My family is trying something different this week as an attempt to streamline dinner-making. Saturday morning I took inventory of staple food items that were needed and I added them to the grocery list. (We use the app called "GroceryIQ" as our list. My husband and I have the list synced so we each have it accessible at all times.) In addition, I chose 3 meals that I will make this week and added the ingredients to the grocery list.
As you can see in this photo I wrote the selected meals on a wipe board that I stuck to my fridge. One requires a recipe so I clipped it from a magazine and used a magnet to attach it to the list. I am excited to try this new approach to meal planning. It is simple and takes the pressure off when the kids ask "Mom, what's for dinner?"

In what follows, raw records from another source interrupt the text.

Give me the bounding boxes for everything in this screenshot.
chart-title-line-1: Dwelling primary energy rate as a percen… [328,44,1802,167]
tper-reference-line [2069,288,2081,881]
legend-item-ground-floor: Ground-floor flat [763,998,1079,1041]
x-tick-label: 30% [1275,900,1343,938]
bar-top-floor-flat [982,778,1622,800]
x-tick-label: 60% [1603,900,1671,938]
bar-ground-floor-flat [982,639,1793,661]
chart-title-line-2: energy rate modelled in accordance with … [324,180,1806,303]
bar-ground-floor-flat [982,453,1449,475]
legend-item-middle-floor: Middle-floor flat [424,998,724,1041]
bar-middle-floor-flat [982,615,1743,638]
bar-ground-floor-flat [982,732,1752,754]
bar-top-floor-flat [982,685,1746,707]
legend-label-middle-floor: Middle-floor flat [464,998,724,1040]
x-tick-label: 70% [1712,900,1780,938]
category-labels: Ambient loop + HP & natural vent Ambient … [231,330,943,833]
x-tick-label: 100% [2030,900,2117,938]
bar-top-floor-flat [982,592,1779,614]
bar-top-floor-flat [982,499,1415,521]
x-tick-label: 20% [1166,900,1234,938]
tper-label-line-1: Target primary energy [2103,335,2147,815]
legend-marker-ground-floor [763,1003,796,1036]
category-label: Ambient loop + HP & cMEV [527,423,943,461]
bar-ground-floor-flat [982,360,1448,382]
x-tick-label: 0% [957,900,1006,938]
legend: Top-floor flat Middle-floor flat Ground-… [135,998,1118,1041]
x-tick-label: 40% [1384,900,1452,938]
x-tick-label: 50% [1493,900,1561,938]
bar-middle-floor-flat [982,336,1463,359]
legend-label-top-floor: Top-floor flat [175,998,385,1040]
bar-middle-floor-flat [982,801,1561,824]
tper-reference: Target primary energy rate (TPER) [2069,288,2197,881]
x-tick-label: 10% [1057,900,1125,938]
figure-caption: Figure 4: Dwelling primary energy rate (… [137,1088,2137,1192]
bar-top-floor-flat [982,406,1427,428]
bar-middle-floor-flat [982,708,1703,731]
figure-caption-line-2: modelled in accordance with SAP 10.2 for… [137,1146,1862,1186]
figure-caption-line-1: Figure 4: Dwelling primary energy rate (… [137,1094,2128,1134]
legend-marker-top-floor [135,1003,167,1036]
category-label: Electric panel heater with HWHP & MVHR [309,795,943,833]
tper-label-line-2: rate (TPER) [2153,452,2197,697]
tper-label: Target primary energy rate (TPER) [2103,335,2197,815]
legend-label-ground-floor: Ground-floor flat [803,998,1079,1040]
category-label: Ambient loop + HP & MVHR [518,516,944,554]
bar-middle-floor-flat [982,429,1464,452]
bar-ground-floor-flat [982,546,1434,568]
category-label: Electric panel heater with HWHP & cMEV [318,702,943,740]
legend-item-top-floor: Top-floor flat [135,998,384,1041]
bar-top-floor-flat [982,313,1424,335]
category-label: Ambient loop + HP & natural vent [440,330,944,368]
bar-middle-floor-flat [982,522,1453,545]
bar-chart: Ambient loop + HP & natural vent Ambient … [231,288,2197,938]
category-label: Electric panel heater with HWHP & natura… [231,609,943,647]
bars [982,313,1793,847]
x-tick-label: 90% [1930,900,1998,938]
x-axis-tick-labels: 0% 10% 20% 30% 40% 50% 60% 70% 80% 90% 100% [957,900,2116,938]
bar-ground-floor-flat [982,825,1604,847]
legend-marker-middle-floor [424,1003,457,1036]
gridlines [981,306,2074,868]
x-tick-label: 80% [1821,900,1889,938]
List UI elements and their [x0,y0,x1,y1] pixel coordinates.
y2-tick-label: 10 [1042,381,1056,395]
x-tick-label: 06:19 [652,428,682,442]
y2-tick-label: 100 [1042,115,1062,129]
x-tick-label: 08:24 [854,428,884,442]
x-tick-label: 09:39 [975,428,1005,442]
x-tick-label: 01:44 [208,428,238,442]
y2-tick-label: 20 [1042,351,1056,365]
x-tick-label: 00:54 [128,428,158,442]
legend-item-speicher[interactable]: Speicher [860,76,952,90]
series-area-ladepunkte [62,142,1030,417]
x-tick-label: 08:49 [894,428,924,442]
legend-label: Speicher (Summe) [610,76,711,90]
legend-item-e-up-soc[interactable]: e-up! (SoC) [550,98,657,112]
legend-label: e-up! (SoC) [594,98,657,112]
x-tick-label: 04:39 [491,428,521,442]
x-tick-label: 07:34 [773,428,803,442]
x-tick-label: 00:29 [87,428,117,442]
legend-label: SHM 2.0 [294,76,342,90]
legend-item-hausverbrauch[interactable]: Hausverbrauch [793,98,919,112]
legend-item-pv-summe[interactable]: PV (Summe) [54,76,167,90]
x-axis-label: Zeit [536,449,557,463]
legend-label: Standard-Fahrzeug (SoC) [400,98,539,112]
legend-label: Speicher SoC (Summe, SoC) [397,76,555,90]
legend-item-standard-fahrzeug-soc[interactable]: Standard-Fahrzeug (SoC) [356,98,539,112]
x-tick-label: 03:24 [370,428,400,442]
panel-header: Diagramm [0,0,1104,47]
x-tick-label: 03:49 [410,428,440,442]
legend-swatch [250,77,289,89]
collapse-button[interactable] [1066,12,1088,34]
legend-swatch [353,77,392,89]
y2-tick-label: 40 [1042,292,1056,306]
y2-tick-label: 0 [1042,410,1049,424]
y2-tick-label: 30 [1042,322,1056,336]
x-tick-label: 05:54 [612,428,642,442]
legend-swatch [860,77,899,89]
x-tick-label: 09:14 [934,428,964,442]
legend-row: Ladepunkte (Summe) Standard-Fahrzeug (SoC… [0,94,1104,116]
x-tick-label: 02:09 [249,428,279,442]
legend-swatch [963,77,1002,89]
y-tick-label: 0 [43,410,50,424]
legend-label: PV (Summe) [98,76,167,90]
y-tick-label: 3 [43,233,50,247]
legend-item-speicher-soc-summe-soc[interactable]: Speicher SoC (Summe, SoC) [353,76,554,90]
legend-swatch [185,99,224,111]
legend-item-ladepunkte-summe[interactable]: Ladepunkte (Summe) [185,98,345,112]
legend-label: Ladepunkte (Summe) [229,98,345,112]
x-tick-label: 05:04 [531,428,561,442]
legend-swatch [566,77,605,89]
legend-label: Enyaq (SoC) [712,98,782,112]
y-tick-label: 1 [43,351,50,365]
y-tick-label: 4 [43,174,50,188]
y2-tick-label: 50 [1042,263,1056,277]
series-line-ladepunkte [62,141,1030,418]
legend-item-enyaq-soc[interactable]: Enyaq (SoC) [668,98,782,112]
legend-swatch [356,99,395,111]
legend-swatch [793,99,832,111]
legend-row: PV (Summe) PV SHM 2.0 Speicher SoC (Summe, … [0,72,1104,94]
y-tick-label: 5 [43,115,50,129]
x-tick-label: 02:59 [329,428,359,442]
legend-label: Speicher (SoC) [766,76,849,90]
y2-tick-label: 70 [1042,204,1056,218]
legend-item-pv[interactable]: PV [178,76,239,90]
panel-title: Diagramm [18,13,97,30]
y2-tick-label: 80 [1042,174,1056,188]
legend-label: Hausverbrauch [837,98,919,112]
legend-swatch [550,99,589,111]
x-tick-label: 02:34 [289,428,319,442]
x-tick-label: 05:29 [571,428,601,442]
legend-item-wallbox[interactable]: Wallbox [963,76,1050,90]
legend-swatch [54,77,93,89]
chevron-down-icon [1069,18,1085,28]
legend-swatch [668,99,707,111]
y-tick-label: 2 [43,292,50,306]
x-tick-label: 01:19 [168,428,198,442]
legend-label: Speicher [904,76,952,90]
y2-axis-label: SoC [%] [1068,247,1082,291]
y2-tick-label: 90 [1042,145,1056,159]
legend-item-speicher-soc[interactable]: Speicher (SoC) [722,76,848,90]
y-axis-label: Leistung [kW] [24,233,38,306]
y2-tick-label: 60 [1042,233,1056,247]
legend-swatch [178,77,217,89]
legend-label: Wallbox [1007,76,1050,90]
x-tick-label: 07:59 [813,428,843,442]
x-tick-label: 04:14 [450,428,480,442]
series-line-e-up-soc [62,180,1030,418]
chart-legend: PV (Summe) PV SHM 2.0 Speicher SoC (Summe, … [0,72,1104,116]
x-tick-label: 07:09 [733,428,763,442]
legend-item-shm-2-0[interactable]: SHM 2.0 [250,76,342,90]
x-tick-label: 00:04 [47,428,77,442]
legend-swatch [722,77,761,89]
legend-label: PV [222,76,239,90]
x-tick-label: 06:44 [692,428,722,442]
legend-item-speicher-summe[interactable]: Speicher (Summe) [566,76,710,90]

Consider having 2 folders for your manuals, one for household equipment that stays with the house and one for equipment that goes with you. When the time comes to sell your house, you will be able to leave all the appropriate manuals for the new owners.
Hang a magnetized pad on your fridge and attach a pen on a string. Every time you run out of something, write it on your list. On grocery day, just grab your list and go! For extra credit, write down items in the order in which they are arranged in the store (e.g., produce on top of the list, frozen on the bottom of the list) to make your shopping trip a breeze.
Stash extra plastic bags at the bottom of the bin so when you remove the full bag, a fresh one is right there at your fingertips.